Faire ce métier n’a pas déclenché, chez vous, l’envie de découvrir les grands films ?
Non. Je vais très peu au cinéma. Je n’en ressens pas la nécessité. J’ai besoin de lire, j’ai besoin d’écouter de la musique, j’ai besoin de m’ennuyer, j’ai besoin d’être seule, j’ai besoin d’élever mes enfants, j’ai besoin d’aimer… Le cinéma ne fait pas partie de ma vie. Je ne suis pas spécialement fière de le dire comme ça, mais c’est ainsi. Le cinéma, c’est mon métier, mais c’est tout. Je ne sais pas pourquoi, mais j’ai même du mal à aller au cinéma. Ça ne m’est pas naturel, je n’en éprouve pas le besoin.
Il y a bien quelques films qui vous ont marquée, bouleversée ?
Oui, mais si je vous disais lesquels, vous tomberiez du canapé. L’un des premiers qui m’a marquée, c’est L’Incompris de Luigi Comencini. Les premières personnes que j’ai aimées dans la chanson, c’était Claude François, puis Dave… J’habitais dans le Midi, j’ai écouté RMC toute mon enfance, j’avais une passion pour la chanson française de cet ordre-là.
Jacques Rivette explique qu’il trouvait intéressant et émouvant de tourner à nouveau avec la même actrice après quelques années d’intervalle (dix ans ont passé depuis La Belle Noiseuse). Est-ce que ce fut aussi le cas pour vous ?
J’avais perdu Jacques de vue, mais je continuais à aller voir ses films. On n’a jamais cessé de s’envoyer des signes, des lettres, des messages par l’intermédiaire d’amis communs. C’est un lien qui ne s’est jamais brisé entre nous. Il est revenu une première fois avec un rôle, il y a quelques années, pour Va savoir. Mais j’étais intimement convaincue qu’on ne devait pas se retrouver sur ce rôle. Donc je l’ai trahi, je suis partie ailleurs. Ensuite, il est revenu avec le personnage de Marie d‘Histoire de Marie et Julien. Oui, c’était émouvant, mais en même temps je n’aime pas beaucoup ce terme. J’ai plutôt l’impression de ne jamais avoir vraiment quitté cet homme-là. En plus, Jacques a une particularité : il ne change pas. J’ai l’impression d’avoir retrouvé la même silhouette frêle, la même façon de parler des choses. Il a débarqué, il s’est assis sur mon canapé et j’ai eu l’impression qu’il n’était jamais sorti de ma vie, de mon désir, de l’envie de ce métier.

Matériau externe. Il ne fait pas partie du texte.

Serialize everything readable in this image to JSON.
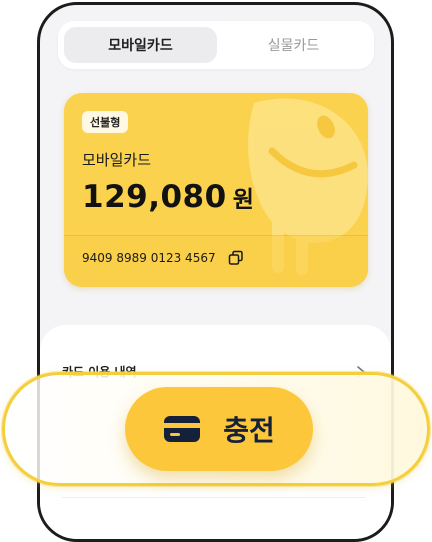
{
  "tabs": [
    {
      "label": "모바일카드",
      "active": true
    },
    {
      "label": "실물카드",
      "active": false
    }
  ],
  "card": {
    "badge": "선불형",
    "name": "모바일카드",
    "balance": "129,080",
    "currency": "원",
    "number": "9409 8989 0123 4567",
    "copy_icon": "copy-icon",
    "color": "#fbd24e"
  },
  "list": {
    "item_label": "카드 이용 내역",
    "chevron_icon": "chevron-right-icon"
  },
  "action": {
    "label": "충전",
    "icon": "card-icon",
    "color": "#fcc73a"
  }
}
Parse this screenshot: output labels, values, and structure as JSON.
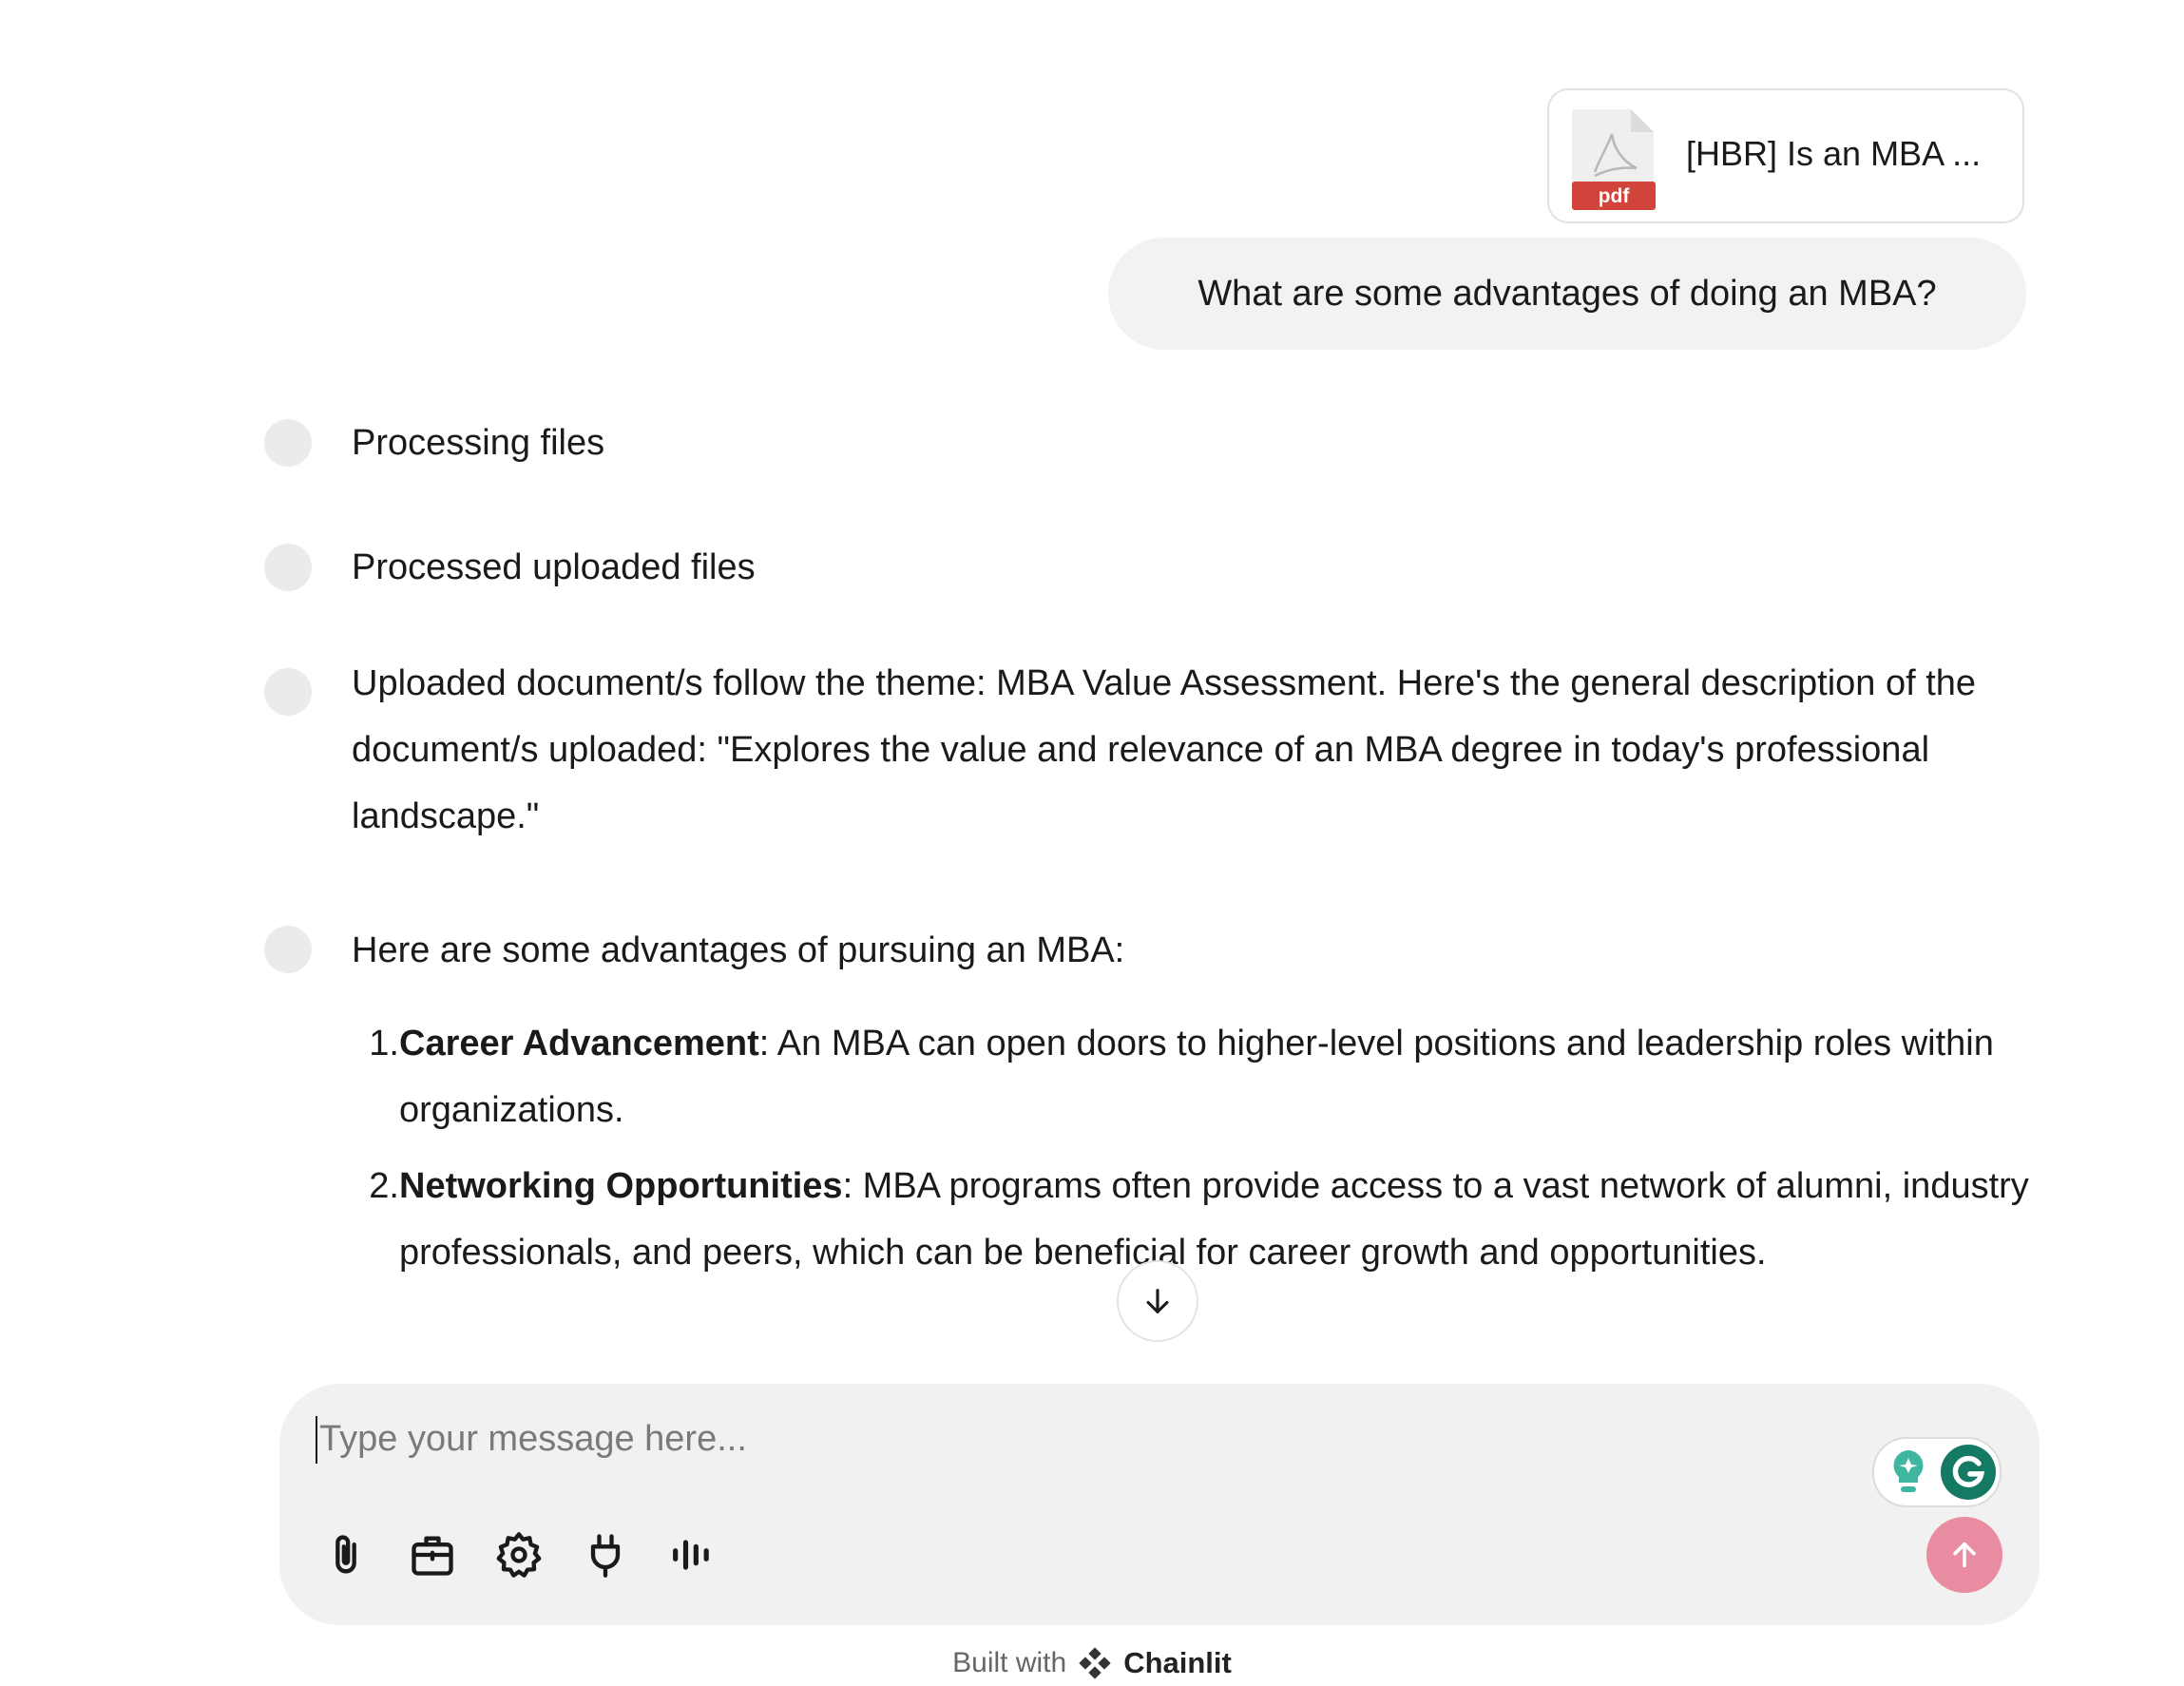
{
  "attachment": {
    "file_name": "[HBR] Is an MBA ...",
    "file_type_label": "pdf",
    "icon": "pdf-file-icon"
  },
  "user_message": "What are some advantages of doing an MBA?",
  "steps": [
    {
      "text": "Processing files"
    },
    {
      "text": "Processed uploaded files"
    }
  ],
  "theme_message": "Uploaded document/s follow the theme: MBA Value Assessment. Here's the general description of the document/s uploaded: \"Explores the value and relevance of an MBA degree in today's professional landscape.\"",
  "answer": {
    "intro": "Here are some advantages of pursuing an MBA:",
    "items": [
      {
        "num": "1.",
        "title": "Career Advancement",
        "text": ": An MBA can open doors to higher-level positions and leadership roles within organizations."
      },
      {
        "num": "2.",
        "title": "Networking Opportunities",
        "text": ": MBA programs often provide access to a vast network of alumni, industry professionals, and peers, which can be beneficial for career growth and opportunities."
      }
    ]
  },
  "composer": {
    "placeholder": "Type your message here...",
    "tools": [
      "attach-icon",
      "briefcase-icon",
      "settings-gear-icon",
      "plug-icon",
      "voice-wave-icon"
    ],
    "send_color": "#e98ba1"
  },
  "footer": {
    "built_with": "Built with",
    "brand": "Chainlit"
  }
}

Quand vous dites que vous l’avez trahi, c’est une façon de parler ?
C’est comme ça qu’il l’a formulé et c’est comme ça que je l’ai ressenti. J’ai senti une forme de culpabilité, même si je savais instinctivement que ce personnage n’était pas pour moi. Tandis que Marie, je suis sûre que personne d’autre que moi, de ma génération, à ce moment-là, n’aurait pu la jouer. Quand Rivette me parlait d’elle, j’avais la sensation qu’il savait quelque chose de moi qu’il avait envie de filmer. C’était troublant, et ça l’est toujours, parce que je n’ai pas eu la sensation une seule fois sur ce film d’avoir joué. Et si vous me demandiez comment j’ai travaillé le rôle, je vous répondrais : je n’ai pas travaillé. En même temps, je pense qu’un comédien travaille jour et nuit, même sans s’en rendre compte. Mais c’est la première fois que je travaille aussi peu. Je n’ai pu le faire que parce que le cadre était extrêmement rigoureux, construit. Parce qu’il y a Rivette, Pascal Bonitzer et Christine Laurent (les scénaristes ndlr) derrière moi, parce que j’ai un partenaire, Jerzy Radziwilowicz, qui est un comédien qui construit énormément ses personnages, qui intellectualise les choses. Moi, j’ai un personnage qui est en état de déséquilibre, qui n’a pas les codes et les clés de ses attitudes, qui est en état de dissonance permanent.
Un rôle se construit-il beaucoup avec de l’inconscient ?
Je vais vous donner un exemple. Je vais commencer un autre film (avec Marion Vernoux ndlr). Il se trouve que ce personnage est tout le temps habillé en beige. Et je déteste le beige. J’avais rendez-vous avec la costumière. Quand j’arrive, elle me dit : « Mais tu es habillée tout en beige ! » Je me regarde, et effectivement… Ça veut seulement dire que, dans ma garde-robe, les vêtements que je choisis sont de la couleur du personnage. Je l’ai fait sans y penser. Pour Un c’ur en hiver, Claude Sautet m’avait seulement dit : « Apprends à jouer du violon, écoute de la musique et tu seras le personnage. Ne pense pas à l’aspect psychologique. » Il avait raison.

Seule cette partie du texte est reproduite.